Ten Ways to Improve Your Networking

Networking is about laying the groundwork for a long-lasting friendship that would enable both of
you to benefit from each other's good fortune.

1.  Find Meaning in Every Conversation – It's not how long the conversation lasts; it's how good it is. The most important connections are made within a short span. The conversation must have substance and focus. Don't waste the opportunity. 

2.  Don't Network Just to Network – Have a goal, a strategy. You must have something to give. If it's all about you, it's a lost opportunity. Good networkers recognize that your value as an effective networker depends on your ability to ensure that the people you meet believe they have a stake in your success as much as you have a stake in their success. You can achieve this by engaging in meaningful conversation. 

Three types of contacts:
a) Hello – Goodbye: People you meet along the way. It may take five or more years.
b) Important Contact Follow Up: People that are of value.
c) Aspirational Contacts: People you would like to meet – Lee Scott of Wal-mart, Andy
Taylor of Enterprise Rent-a-Car, August Busch IV of Anheuser Busch, Pat Mulcahey of
energizer, President of Nigeria, Bob Costas, Russ Mitchell of CBS, Bill Clinton, George
W. Bush, Jack Welch of General Electric, Jim Collins of Good to Great, Oprah Winfrey,
Governor Blunt of Missouri.

3. Don't Be a Pest – Don't spam out hello's or how are you doing notes; you can kill a good friendship with unnecessary emails. Banish the idea from your thoughts that it is important that you email them every week.
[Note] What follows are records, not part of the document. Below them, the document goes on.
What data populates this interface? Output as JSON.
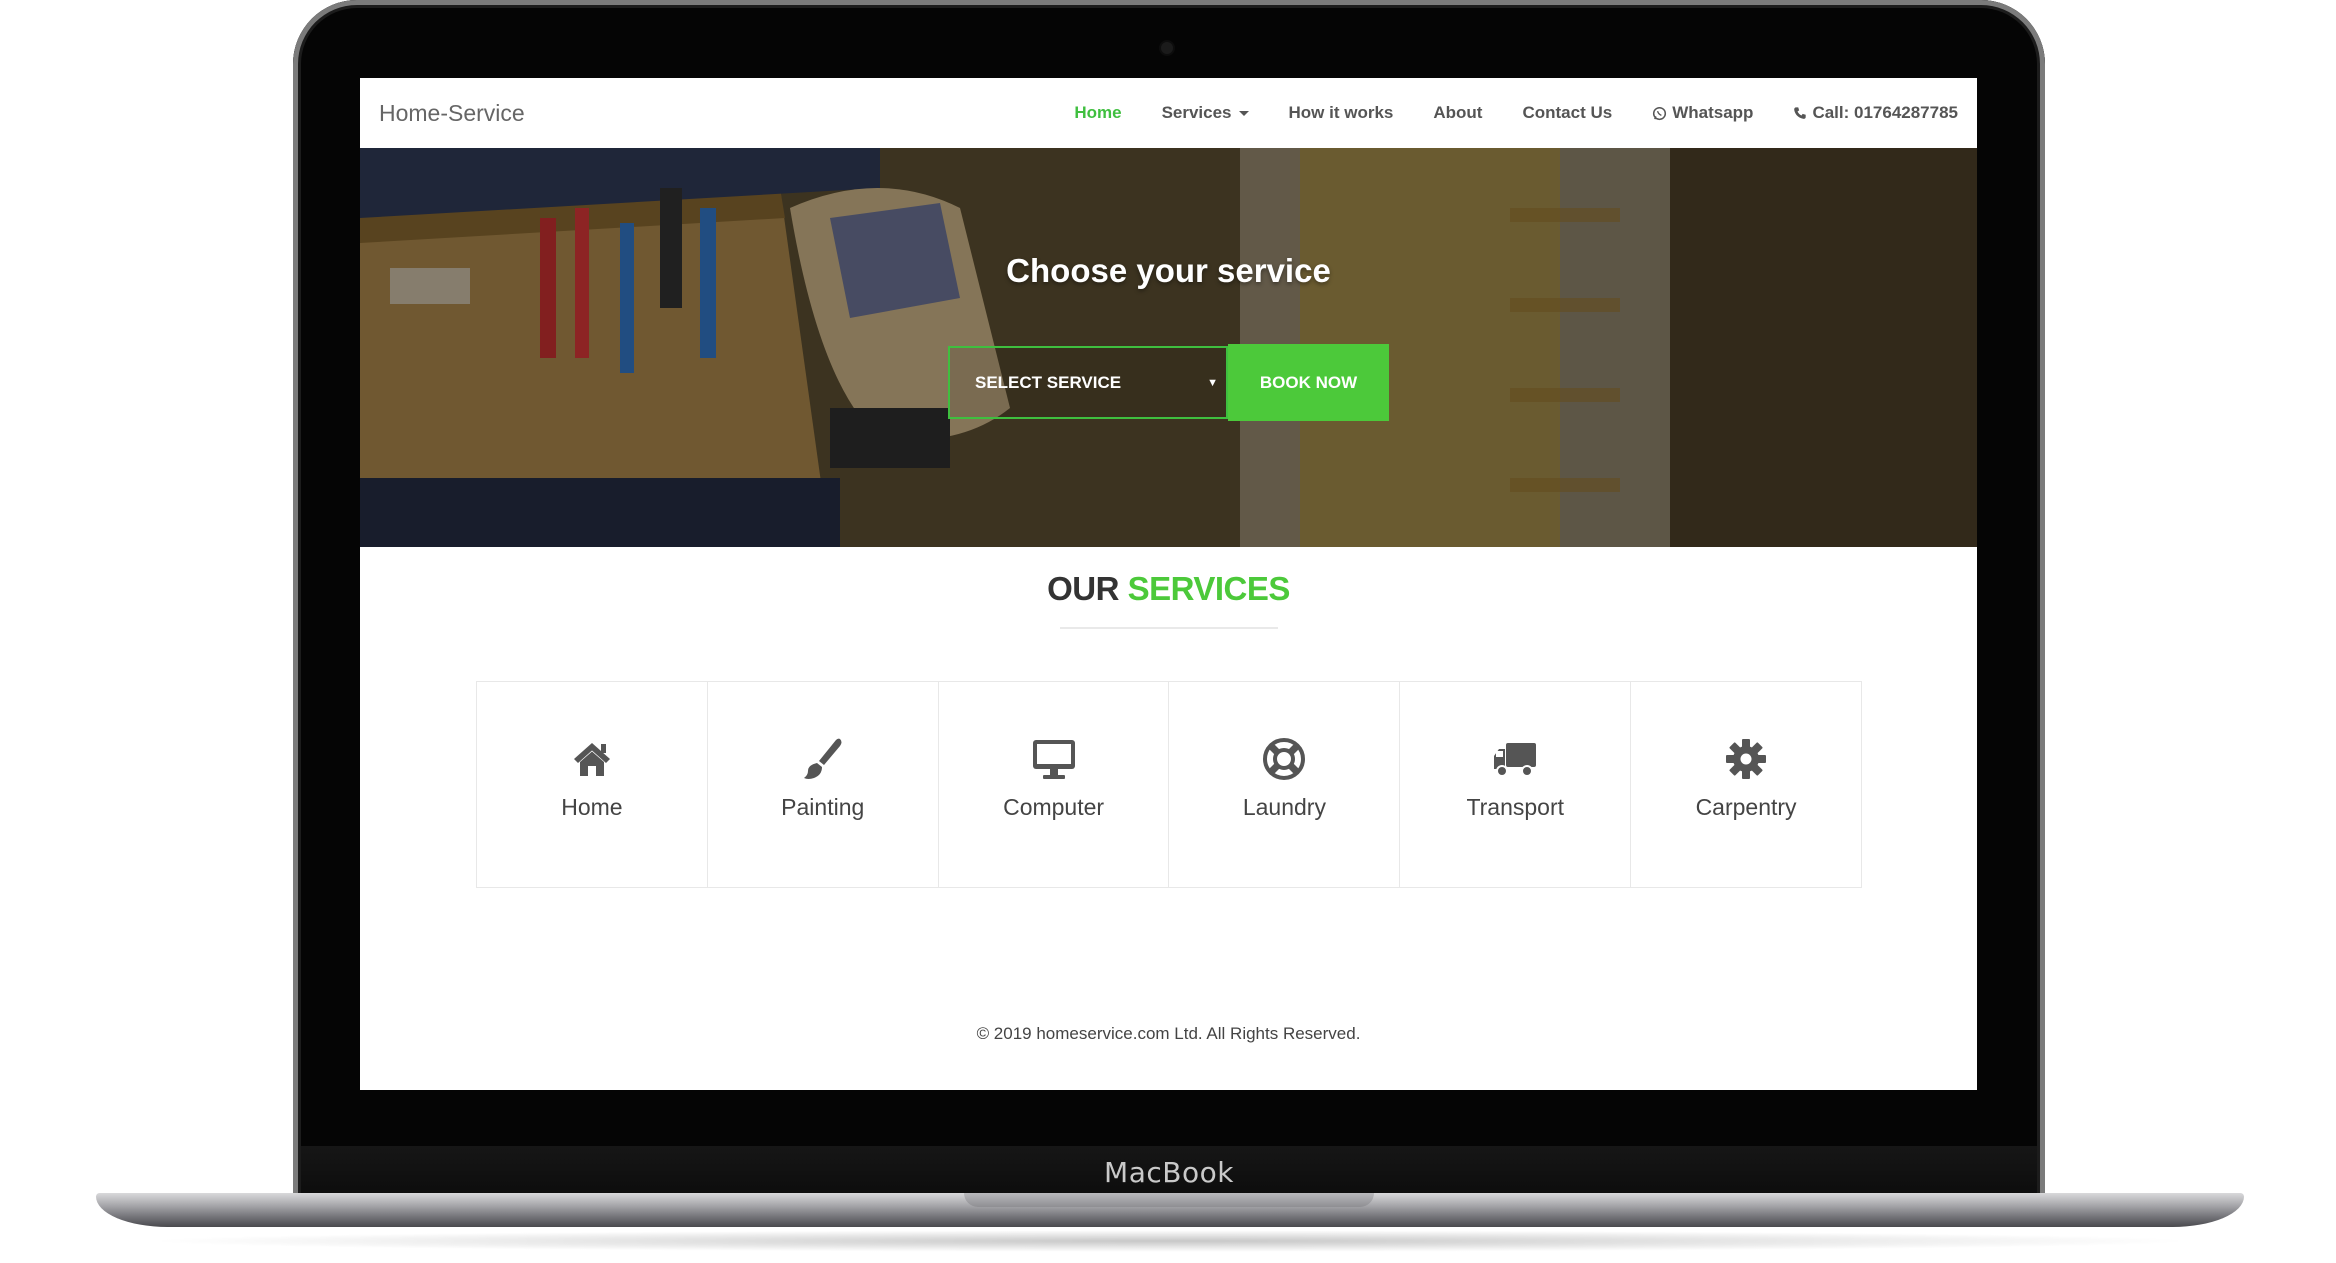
{
  "device": {
    "brand": "MacBook"
  },
  "navbar": {
    "logo": "Home-Service",
    "links": [
      {
        "label": "Home",
        "active": true
      },
      {
        "label": "Services",
        "dropdown": true
      },
      {
        "label": "How it works"
      },
      {
        "label": "About"
      },
      {
        "label": "Contact Us"
      },
      {
        "label": "Whatsapp",
        "icon": "whatsapp-icon"
      },
      {
        "label": "Call: 01764287785",
        "icon": "phone-icon"
      }
    ]
  },
  "hero": {
    "title": "Choose your service",
    "select": {
      "value": "SELECT SERVICE"
    },
    "button": "BOOK NOW"
  },
  "services_section": {
    "title_dark": "OUR",
    "title_accent": "SERVICES",
    "items": [
      {
        "label": "Home",
        "icon": "home-icon"
      },
      {
        "label": "Painting",
        "icon": "paint-brush-icon"
      },
      {
        "label": "Computer",
        "icon": "desktop-icon"
      },
      {
        "label": "Laundry",
        "icon": "life-ring-icon"
      },
      {
        "label": "Transport",
        "icon": "truck-icon"
      },
      {
        "label": "Carpentry",
        "icon": "gear-icon"
      }
    ]
  },
  "footer": {
    "copyright": "© 2019 homeservice.com Ltd. All Rights Reserved."
  },
  "colors": {
    "accent": "#4cc93a",
    "text": "#444444",
    "nav_text": "#555555"
  }
}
Touch base only when you have something important to share. An occasional seasonal card or updates on developments in your career could be of interest, but don't overdo it. 

4.  Dependability is the Currency of Your Credibility – Make few promises and keep them all. Don't come across as a do it all, know it all. Relationships take time, so exercise the virtue of constructive impatience. 

Where to network:
─ Political fundraisers
─ Conferences
─ Non-for-profit boards
─ Any airplane's first class cabin
─ PTA meetings
─ Soccer league
─ Basketball league
─ Church
─ Starbucks

5. Whatever You do Please Don't Park – Don't get involved in a conversation to the point that can't stop and move on. The essence of networking is to have a short meaningful conversation that “whets” the appetite of both of you so that there is a justification to want to continue the conversation in the future. Also watch for body movements, if the person you are talking to begins to look beyond you or loses eye contact with you is attempting to get the attention of others, it's time to move on. Don't feel compelled to force the discussion where there is no more to say, move on.  Have the sensitivity that you are not the only person they want to talk to, so keep it short and meaningful.

6. Have the Right Attitudes, and a Realistic Set of Goals – Keith Ferrazzi in the book Never Eat Alone, a great handbook about how to use networking to achieve your goals, wrote about “the networking jerk.” People who are always collecting business cards for their rolodex. The true networkers are genuine and are looking for real friendships and exercise generosity, often giving before they expect to receive, and occasionally making a request. Remember, making friends is only part of the equation.Asking them to help you achieve specific goals is the other half.  Categorize your business cards based on sections, areas of interest, a list by cities, corporations.

7. Always Follow Up, but Have Something of Value to Say – When you meet people for the first time, make sure you debrief after your conversation. Note on the back of their business card interesting tidbits and valuable information picked up during your discussion. For example, note what name they prefer, the date and location of the first meeting and capture as much about the discussion as you can recall. This is important, so, when you follow up, there will be a basis to continue the discussion on a familiar level. Remember, you need to be interesting 

8. It's Not Who You Know but Who Knows You – Remember the goal of networking is not to meet as many people as possible. You need to remember who you are.  Be Yourself.  The purpose is to meet as many people as you can manage, determine their value and to ensure that they know you well enough to return your calls.  It's that simple.

9.  Maintain Your Originality – We were all born originals but most of us spend the rest of our lives trying to be copies.  It's your originality that will set you apart.  If you look and sound and act like everybody else, then you don't really exist.

10. Leave a Positive Lasting Impression – After I meet people for the very first time, I always think about what kind of impression did I leave behind.  Will they think of me as a jerk, somebody they would like to work with, a friend to check up on now and then or a source of information?  Leave with a positive impression.